Which can be rewritten as:

\[\begin{split} \begin{cases} n\left(\ln\hat{\alpha}-\ln\overline{x}_{n}-\frac{d}{d\alpha}\ln\Gamma\left(\alpha\right)+\overline{\ln\left(x\right)}_{n}\right)=0\\ \hat{\beta}{}_{mle}=\frac{\hat{\alpha}{}_{mle}}{\overline{x}_{n}} \end{cases} \end{split}\]

Notice that for the gamma distribution, the mle and method of moments estimators are not identical. Indeed the stats.gamma.fit function in scipy allows one to fit alpha and beta using two different methods.

Other estimators

We can build yet other estimators. For example, We talked about how we can approximate (i.e. estimate!) the variance of a random process using \(n\) samples \(\left\{ x_{1}\ldots x_{n}\right\} \) as:

\[ s_{n}=\frac{1}{n}\sum_{i=1}^{n}\left(x_{i}-\overline{x}_{n}\right)^{2} \]

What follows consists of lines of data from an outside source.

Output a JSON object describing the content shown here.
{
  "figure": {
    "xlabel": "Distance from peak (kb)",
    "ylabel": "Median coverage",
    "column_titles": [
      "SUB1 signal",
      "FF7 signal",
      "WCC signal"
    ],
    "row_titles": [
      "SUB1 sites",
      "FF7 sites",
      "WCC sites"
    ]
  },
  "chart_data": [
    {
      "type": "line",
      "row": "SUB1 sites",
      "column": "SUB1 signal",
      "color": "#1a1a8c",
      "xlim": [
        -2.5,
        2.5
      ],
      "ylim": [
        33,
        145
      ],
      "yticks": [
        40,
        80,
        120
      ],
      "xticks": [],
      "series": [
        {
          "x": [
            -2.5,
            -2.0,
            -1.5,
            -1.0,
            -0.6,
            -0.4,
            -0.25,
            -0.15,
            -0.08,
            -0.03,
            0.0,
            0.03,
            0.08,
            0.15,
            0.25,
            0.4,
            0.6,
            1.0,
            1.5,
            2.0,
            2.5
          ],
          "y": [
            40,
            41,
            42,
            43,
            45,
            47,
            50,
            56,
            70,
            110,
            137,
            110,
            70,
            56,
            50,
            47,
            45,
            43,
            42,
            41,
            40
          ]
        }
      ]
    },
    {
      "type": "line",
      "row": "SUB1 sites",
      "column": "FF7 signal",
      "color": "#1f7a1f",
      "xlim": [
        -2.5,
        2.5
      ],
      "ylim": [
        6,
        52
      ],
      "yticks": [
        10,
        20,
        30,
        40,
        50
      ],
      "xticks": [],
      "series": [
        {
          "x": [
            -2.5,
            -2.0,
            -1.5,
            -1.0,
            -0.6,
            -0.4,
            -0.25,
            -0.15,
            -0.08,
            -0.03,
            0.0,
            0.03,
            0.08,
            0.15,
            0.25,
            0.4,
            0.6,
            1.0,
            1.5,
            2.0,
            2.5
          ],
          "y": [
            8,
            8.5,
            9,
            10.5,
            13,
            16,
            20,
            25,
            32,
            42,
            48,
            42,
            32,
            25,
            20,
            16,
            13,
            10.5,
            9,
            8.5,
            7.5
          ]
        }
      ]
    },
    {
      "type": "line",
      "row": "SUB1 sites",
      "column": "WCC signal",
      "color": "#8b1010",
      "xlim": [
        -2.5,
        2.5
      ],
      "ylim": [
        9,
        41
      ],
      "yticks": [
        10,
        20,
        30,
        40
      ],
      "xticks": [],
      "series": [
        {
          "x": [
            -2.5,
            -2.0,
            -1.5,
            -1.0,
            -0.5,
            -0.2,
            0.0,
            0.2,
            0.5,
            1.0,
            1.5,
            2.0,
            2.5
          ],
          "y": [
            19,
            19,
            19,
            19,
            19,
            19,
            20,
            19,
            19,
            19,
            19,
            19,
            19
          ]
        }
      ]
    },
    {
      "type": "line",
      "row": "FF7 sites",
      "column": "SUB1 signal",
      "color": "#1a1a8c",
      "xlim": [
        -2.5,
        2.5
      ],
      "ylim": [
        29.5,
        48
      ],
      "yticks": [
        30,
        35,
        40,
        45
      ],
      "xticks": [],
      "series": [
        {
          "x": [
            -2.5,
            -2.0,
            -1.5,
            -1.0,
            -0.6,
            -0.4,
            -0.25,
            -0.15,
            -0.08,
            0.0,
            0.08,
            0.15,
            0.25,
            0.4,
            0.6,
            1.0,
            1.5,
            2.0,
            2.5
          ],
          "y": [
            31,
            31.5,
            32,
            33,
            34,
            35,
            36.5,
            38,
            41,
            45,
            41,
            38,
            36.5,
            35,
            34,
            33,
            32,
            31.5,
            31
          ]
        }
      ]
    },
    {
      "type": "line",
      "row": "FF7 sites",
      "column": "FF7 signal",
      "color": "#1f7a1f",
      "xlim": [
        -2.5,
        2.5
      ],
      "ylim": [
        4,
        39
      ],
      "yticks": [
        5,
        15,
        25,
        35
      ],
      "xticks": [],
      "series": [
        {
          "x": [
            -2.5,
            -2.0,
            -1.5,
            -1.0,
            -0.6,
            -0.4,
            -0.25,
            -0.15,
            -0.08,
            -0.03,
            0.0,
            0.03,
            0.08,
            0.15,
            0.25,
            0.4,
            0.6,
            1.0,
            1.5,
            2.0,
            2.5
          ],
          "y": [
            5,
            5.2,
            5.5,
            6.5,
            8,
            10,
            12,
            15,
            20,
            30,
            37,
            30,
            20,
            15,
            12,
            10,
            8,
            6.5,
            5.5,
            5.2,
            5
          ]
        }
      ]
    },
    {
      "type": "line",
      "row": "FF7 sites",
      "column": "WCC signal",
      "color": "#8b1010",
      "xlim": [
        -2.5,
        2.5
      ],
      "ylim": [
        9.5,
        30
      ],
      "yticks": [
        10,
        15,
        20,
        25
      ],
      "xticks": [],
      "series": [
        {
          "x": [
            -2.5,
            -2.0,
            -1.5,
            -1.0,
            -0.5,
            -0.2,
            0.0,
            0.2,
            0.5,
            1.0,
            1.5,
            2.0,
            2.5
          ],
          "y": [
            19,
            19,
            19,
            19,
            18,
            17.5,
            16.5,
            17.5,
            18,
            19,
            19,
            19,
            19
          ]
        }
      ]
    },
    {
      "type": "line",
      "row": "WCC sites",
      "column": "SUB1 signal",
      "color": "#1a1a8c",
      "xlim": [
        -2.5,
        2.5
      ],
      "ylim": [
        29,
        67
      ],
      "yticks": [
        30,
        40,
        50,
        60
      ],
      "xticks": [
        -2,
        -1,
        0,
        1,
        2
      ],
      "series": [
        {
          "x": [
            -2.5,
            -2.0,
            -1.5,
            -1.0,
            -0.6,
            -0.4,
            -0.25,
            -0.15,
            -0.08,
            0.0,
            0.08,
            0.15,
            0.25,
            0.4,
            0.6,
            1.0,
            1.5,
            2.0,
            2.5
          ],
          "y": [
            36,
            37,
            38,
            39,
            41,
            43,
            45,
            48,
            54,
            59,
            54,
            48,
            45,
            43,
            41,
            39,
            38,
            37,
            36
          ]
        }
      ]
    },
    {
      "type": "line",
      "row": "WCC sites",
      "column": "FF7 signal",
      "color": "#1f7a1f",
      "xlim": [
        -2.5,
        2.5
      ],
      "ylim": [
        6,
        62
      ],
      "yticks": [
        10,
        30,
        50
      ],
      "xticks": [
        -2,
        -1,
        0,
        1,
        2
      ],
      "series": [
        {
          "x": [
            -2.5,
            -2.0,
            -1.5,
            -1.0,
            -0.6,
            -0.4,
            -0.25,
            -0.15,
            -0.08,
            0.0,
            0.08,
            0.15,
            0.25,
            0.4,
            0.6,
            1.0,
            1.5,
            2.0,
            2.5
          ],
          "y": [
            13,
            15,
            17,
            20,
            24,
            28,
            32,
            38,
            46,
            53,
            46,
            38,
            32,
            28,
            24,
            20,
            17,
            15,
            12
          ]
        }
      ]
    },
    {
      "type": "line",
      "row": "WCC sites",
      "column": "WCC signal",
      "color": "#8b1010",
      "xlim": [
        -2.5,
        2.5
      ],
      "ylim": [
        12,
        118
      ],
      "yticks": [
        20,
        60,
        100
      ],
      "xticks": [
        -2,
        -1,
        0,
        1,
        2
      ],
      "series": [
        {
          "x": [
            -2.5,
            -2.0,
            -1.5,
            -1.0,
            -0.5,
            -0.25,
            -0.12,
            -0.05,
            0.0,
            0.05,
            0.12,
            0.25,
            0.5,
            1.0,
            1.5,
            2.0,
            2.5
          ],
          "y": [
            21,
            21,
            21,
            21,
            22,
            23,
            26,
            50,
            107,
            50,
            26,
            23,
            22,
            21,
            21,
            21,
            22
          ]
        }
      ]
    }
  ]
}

And we talked about how we build a different estimator by applying Bessel’s correction to \(s_{n}\):

\[ s_{n-1}=\frac{n}{n-1}s_{n}=\frac{1}{n-1}\sum_{i=1}^{n}\left(x_{i}-\overline{x}_{n}\right)^{2} \]

This correction might be desirable (sometimes) because it yields an unbiased estimator.

But in principle, we could build any kind of estimator. A large part of (frequentist) statistics deals with building better estimators, that might have more desirable properties than MLE or method of moments.

For example, we could always estimate the sample-mean of the population to be zero. That would be a very poor estimator, but nonetheless it would be an estimator.

Later in the course we will spend a lot of time looking at a class of estimators called regularized estimators for dealing with linear regression.